Spall plays an eccentric architect hired to design a tomb for the the eponymous aristocrat, in writer-director Daniel Graham’s homage to Peter Greenaway
Having apprenticed in arthouse distribution, writer-director Daniel Graham has nobly devoted himself to reviving the aesthetics of once-prominent auteurs deemed unfashionable, uncommercial or both simultaneously. Graham’s 2017 film Opus Zero followed in the thematically dense, landscape-attentive footsteps of Theo Angelopoulos; this deeply eccentric follow-up tips a plumed hat to Peter Greenaway, casting Timothy Spall in what instantly resembles a post-Brexit update of 1987’s The Belly of an Architect. There’s a lot of vomit, and the film is something of a splurge itself, pebble-dashing the screen with ideas. Yet its better ones stick: whether new or regurgitated, the constituent elements are forever intriguing, even if Graham only partially pulls them together at the last.

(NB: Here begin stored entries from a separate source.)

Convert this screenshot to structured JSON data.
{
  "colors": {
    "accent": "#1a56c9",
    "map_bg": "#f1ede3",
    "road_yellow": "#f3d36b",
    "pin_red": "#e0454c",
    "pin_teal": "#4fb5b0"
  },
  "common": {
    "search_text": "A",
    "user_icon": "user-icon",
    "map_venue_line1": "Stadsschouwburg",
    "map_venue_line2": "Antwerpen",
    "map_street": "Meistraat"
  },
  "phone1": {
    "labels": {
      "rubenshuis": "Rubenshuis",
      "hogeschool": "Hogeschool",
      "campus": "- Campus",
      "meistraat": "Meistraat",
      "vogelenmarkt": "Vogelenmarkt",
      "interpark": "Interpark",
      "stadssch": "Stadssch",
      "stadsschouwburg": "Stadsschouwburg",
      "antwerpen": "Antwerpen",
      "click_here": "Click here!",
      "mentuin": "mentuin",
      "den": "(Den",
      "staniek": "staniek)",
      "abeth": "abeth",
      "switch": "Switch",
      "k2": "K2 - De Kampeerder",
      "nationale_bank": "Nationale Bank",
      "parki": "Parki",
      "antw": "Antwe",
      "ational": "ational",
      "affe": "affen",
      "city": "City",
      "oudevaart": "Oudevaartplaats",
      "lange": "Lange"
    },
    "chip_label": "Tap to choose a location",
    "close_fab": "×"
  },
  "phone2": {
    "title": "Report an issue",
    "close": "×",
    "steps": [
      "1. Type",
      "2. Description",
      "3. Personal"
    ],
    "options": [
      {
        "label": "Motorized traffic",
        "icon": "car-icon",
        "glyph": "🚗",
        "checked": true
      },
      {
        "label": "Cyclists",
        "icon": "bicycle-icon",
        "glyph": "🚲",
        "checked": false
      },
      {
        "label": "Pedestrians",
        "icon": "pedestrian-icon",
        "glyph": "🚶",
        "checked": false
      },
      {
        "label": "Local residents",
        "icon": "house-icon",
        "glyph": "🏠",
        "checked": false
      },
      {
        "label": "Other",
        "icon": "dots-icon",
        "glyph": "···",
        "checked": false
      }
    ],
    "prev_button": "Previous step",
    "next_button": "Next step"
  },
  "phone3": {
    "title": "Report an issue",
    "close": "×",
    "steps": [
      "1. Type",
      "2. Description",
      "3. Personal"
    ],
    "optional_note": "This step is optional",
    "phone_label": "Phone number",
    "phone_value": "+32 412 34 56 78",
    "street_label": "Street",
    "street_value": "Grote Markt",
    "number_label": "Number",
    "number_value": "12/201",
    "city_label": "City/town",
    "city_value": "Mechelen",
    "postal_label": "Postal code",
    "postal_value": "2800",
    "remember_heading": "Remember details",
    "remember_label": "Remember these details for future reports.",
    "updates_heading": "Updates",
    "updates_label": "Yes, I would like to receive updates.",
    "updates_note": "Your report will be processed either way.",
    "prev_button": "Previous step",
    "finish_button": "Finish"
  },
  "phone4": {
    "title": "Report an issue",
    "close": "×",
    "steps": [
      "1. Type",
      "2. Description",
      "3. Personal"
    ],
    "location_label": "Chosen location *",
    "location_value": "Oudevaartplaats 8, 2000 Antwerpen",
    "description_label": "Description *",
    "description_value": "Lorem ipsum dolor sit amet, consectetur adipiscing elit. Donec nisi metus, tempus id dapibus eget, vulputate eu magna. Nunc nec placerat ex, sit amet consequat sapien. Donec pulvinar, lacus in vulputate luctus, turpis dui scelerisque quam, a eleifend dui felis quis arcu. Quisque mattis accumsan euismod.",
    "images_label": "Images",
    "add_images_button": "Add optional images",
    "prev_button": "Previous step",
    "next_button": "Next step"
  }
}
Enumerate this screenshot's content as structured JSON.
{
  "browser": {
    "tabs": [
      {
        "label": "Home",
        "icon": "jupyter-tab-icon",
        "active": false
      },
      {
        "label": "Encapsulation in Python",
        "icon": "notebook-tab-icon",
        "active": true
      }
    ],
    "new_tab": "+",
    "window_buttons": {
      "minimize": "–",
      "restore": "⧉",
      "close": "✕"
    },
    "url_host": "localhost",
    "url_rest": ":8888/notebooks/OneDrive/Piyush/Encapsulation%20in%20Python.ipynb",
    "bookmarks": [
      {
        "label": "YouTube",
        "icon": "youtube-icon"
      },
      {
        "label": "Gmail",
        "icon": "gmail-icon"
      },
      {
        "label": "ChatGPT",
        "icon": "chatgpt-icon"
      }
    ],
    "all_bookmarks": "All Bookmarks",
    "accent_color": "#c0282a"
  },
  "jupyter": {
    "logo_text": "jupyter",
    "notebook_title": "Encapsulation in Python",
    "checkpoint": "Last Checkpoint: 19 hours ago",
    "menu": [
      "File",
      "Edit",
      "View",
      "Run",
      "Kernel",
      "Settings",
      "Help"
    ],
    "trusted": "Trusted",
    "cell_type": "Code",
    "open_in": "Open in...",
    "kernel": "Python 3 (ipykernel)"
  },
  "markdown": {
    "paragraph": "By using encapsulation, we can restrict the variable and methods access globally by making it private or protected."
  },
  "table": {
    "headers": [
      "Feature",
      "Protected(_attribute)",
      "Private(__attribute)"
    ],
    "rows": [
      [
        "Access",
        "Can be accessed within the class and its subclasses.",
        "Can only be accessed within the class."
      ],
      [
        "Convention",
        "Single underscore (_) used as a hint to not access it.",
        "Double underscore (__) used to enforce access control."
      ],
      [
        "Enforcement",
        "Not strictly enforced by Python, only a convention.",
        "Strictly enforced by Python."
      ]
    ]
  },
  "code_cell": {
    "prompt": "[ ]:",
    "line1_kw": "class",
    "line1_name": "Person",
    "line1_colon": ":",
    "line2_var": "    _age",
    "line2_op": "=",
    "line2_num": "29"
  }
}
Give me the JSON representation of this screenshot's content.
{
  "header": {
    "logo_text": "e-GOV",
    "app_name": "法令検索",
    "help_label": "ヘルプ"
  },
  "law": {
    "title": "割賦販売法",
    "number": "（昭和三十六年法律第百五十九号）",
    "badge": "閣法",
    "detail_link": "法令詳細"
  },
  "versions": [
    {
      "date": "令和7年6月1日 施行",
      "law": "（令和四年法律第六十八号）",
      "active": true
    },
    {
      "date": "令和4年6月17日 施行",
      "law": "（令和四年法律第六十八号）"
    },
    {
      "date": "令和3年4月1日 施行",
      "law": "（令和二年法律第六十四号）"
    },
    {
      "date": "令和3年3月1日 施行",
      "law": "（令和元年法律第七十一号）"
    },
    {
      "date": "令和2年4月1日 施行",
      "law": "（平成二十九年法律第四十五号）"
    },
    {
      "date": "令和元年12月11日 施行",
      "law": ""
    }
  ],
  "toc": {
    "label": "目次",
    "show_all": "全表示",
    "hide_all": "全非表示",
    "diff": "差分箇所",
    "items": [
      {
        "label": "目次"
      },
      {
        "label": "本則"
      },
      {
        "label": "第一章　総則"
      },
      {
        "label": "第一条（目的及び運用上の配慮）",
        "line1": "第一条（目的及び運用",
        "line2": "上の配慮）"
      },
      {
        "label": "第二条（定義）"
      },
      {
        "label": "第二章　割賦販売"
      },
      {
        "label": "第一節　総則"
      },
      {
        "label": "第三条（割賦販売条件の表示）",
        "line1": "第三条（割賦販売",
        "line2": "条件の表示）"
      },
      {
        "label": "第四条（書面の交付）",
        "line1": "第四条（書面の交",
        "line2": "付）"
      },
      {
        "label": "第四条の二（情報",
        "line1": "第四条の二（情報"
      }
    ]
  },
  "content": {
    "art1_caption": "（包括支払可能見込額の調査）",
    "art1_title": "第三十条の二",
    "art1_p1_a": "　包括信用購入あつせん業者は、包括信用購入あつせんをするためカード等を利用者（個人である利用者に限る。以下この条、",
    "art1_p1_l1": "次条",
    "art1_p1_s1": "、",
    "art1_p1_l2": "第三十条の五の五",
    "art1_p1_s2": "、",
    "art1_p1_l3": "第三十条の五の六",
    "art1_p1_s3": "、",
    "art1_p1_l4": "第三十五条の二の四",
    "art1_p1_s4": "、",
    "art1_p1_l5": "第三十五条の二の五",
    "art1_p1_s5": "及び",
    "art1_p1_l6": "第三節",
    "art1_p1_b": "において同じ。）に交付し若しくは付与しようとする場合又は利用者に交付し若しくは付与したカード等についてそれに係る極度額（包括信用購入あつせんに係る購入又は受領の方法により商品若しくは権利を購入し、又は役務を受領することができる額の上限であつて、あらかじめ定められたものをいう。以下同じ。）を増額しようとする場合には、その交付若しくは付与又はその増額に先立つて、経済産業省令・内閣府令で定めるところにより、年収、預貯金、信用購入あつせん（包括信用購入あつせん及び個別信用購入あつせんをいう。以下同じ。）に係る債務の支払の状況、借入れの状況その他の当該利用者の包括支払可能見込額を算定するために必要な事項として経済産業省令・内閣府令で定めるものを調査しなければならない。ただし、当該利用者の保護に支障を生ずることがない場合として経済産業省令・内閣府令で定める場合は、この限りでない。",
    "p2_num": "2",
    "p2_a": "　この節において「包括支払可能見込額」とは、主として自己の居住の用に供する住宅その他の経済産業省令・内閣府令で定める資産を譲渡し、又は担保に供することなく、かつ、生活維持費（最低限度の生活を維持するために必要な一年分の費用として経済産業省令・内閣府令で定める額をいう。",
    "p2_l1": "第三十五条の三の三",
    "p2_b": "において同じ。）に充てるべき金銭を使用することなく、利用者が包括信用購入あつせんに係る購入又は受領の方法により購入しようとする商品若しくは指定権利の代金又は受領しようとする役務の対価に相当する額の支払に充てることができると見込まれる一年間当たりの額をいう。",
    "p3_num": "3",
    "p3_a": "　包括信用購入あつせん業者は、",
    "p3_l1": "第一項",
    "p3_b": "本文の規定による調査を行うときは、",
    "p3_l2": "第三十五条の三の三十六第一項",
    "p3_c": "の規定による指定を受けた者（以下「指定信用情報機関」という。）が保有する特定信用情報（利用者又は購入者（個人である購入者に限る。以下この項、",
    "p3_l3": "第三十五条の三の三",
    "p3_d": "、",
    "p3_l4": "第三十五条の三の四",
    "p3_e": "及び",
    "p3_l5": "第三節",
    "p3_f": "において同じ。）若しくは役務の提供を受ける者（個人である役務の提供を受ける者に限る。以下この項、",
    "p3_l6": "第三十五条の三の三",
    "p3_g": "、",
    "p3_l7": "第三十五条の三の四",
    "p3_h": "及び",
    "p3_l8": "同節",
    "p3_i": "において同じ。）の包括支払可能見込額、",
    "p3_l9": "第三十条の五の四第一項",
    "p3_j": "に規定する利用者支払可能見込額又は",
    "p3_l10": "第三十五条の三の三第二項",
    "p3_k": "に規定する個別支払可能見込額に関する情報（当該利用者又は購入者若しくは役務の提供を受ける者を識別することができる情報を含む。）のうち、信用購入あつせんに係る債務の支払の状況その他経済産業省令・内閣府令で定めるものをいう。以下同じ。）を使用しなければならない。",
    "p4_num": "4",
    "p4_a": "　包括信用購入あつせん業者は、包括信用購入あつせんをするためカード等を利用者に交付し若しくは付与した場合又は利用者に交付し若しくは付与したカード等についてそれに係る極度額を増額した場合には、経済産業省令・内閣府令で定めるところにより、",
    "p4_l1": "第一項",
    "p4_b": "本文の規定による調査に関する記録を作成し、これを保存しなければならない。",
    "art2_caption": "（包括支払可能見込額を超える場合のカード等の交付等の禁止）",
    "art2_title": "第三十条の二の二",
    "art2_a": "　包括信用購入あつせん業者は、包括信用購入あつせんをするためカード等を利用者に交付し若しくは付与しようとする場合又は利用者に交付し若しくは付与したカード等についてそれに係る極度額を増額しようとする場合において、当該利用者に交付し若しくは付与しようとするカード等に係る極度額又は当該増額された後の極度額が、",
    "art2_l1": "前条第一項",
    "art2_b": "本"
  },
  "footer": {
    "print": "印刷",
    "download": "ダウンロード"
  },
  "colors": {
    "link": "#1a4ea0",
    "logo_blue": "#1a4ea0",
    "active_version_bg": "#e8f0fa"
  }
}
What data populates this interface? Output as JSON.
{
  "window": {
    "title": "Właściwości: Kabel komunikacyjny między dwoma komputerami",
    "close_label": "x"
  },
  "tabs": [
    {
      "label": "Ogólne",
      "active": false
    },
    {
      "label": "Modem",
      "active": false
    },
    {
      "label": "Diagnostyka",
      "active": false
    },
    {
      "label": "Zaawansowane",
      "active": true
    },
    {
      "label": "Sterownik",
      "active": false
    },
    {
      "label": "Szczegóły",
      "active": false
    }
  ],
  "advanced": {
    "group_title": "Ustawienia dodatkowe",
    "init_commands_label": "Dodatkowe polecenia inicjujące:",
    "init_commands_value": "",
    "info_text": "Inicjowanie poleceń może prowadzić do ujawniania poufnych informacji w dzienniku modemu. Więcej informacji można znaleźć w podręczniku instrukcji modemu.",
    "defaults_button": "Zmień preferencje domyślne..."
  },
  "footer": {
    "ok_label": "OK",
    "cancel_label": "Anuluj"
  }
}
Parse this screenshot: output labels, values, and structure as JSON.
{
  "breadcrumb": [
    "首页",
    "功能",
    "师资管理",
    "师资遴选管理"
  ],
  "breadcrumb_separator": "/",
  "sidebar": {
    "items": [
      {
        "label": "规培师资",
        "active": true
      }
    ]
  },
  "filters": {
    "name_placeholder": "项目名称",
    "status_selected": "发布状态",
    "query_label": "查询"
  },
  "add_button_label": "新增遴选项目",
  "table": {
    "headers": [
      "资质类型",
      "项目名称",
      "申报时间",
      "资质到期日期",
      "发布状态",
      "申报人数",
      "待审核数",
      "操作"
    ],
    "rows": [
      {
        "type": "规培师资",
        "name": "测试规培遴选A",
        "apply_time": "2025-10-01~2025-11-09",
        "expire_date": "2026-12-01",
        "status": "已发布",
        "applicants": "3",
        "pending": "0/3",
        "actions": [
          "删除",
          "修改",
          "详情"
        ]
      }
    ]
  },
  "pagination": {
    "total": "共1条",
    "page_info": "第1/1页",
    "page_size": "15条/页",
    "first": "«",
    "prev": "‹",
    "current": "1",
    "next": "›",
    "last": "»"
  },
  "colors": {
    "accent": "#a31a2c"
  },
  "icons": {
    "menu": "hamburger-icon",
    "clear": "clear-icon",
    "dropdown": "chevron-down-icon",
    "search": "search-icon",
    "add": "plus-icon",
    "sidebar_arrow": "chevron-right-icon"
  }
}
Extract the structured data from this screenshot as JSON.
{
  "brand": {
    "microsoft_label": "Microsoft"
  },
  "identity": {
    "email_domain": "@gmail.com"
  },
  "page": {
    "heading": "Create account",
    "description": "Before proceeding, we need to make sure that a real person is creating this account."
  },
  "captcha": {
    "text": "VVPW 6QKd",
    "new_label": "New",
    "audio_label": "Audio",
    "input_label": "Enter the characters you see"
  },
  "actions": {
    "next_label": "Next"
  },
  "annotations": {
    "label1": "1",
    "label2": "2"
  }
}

Spall is at his most Hogarthian, making a full three-course meal out of the contradictions of architect Alfred Rott, a sharp-suited vulgarian (and self-described “intractable arsehole”) dispatched to sunkissed Malta to oversee the construction of a new concert hall. Fired after his employers clock the building’s resemblance to female genitalia, Rott’s certainties are further tested upon encountering the eponymous figure, an ailing dandy (played by Peter Stormare at his most Stormarean) who wants him to design his final resting place.